As Luke and Sophie grow closer, Stephan also plucks up the courage to approach Susie, who has been in love with him since they first met. When he confesses his feelings to her, they kiss. Taylor also visits his former workplace and apologizes for his sudden departure. Fiona tells him that she spoke to her boss on his behalf to give Taylor another chance. He admits his mistakes and tells Fiona that he doesn't want to lose her again.

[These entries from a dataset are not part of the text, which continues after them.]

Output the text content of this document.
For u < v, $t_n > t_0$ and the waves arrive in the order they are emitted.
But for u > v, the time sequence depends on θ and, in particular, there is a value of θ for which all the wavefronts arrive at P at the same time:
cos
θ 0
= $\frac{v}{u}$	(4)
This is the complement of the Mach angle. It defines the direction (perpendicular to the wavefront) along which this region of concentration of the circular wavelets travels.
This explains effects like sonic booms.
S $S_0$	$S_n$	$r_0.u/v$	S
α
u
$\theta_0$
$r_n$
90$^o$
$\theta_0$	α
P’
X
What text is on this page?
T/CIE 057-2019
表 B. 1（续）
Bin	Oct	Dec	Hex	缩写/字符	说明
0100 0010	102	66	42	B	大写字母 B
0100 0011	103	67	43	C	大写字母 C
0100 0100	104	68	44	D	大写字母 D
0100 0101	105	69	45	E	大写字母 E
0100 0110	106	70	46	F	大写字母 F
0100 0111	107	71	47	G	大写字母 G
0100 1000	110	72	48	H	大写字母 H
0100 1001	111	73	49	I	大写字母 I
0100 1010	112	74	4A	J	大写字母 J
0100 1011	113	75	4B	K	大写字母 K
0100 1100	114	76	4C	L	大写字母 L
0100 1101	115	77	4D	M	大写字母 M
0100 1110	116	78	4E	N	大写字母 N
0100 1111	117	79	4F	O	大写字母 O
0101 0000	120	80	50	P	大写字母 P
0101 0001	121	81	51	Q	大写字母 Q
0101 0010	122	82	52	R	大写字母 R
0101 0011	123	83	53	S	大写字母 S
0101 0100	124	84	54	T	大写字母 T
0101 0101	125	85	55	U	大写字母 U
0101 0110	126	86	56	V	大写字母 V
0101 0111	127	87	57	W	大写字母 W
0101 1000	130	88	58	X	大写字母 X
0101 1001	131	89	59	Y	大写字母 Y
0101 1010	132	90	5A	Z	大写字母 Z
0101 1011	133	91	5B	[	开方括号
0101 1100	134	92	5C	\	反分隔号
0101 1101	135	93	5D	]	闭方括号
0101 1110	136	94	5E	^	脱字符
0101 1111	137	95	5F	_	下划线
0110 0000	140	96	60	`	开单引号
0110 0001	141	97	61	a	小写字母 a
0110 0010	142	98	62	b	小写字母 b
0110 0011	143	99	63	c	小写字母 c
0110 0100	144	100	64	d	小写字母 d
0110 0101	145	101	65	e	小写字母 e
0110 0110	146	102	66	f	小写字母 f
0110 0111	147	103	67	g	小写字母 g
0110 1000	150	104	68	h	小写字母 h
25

A year later, the brothers celebrate Christmas with their girlfriends Susie, Sophie, and Fiona at Luke's house. Barbara, Thomas, and Hernandez, who has become friends with the brothers since the competition, are also invited.

==Cast==
- Paul Campbell as Stephan
- Tyler Hynes as Taylor
- Andrew W. Walker as Luke
- Margaret Colin as Barbara
- Ali Liebert as Fiona
- Fiona Vroom as Susie
- Matt Hamilton as Mark
- Paul Almeida as Hernandez
- Jill Teed as Louise
- Nicole Major as Sophie

==Reception==
The film received positive reviews from television critics. Brett White from the Decider gave it a positive review praising the performances, particularly Matt Hamilton. It ranked #3 on Varietys "The 25 Best Hallmark Christmas Movies" list.

Three Wise Men and a Baby became the most-watched movie on cable in 2022 with 3.6 million total viewers.